How do you think the emotional, gets you in your feels, type of advertising work to improve the reputation of a large business?

Kristen: I have seen where it has worked, but sometimes it has backfired.  I’m thinking back to last year’s Jeep commercial. Jeep enlisted “The Boss” with Springsteen. It was very emotional, but it backfired. He’s not everyone’s cup of tea. There were some political undertones there, and then it came up that he had a DUI. So, they yanked that ad, but it was very emotional.

People either wanna laugh or they wanna cry. So, you kind of walk that fine line. I feel like the Super Bowl is an opportunity to showcase those types of emotions, whether you’re laughing or you’re crying. As advertisers and marketers, you’ve gotta think through all of those elements to make sure that you’re hitting the right chord.

Do you ever see the trends from the super bowl trickle down to smaller companies that are not able to advertise at the Super Bowl, but they can have an advertising campaign digitally online or on local television?

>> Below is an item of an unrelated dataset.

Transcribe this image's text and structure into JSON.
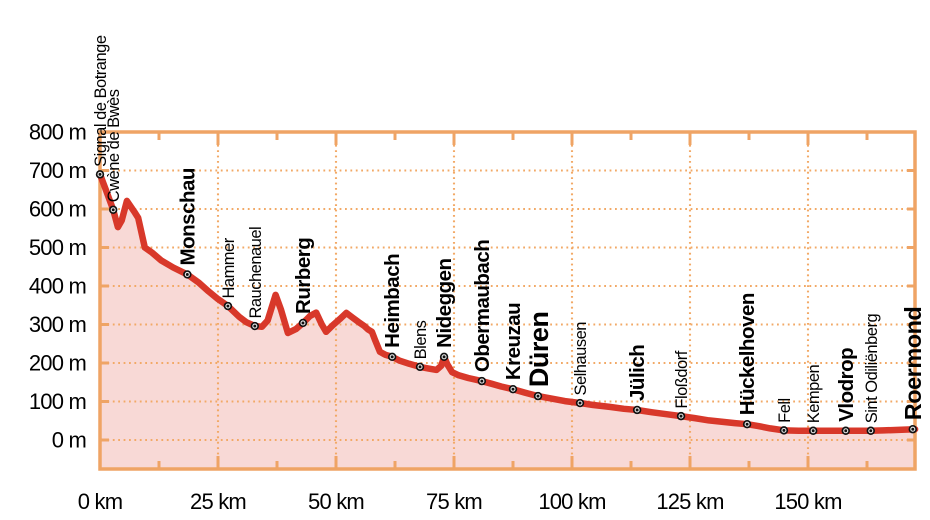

Kristen: Oh, absolutely. I think that’s really everyone’s goal to have a campaign, an advertising campaign, that leaves someone feeling something or has someone talking about what they saw at the water cooler – even though the water cooler these days is not the same at an office. Being able to get that trending content online is definitely gonna be the end goal, no matter what size your company is.

I think now, with digital, it’s even more valuable than having a million-dollar ad during the big game. It’s creating that engaging content, that water cooler type of talk online, that you’re gonna get the most bang for your buck. And no matter what size of company you have, whether you’re a small business or an enterprise-level corporation, that type of trend-worthy, engaging content is attainable online with the right idea.

That’s some really good insight! Let’s take a fun moment and look back at past Super Bowls. Out of any Super Bowl ad you can remember, what would you say is the best one?

Kristen: Oh, that’s a great question. Well, I feel like Budweiser always brings it every year, for both the emotional and the humor aspect. So their clydesdales have always been, you know, kind of emotional. But then you also have the humor of Bud Light. So I feel like they always bring it. I feel like Bud Light probably always is gonna be one of my top five.

If you could produce a super bowl commercial for yourself, what would happen? What would be the premise?

Kristen: Oh, wow. I’m gonna have to really get creative here. I feel like in order to have a really trend worthy commercial, there’s gotta be elements of pop culture in there. You’re gonna have to have some cameo visits by, I don’t know, Cardi B. Or you know, maybe I would like to see a mashup of, let’s see, maybe like Cardi B and, oh, the guy from Curb Your Enthusiasm. I feel like those are two polar ends of the spectrum, but yeah, I’d definitely tap into some pop culture.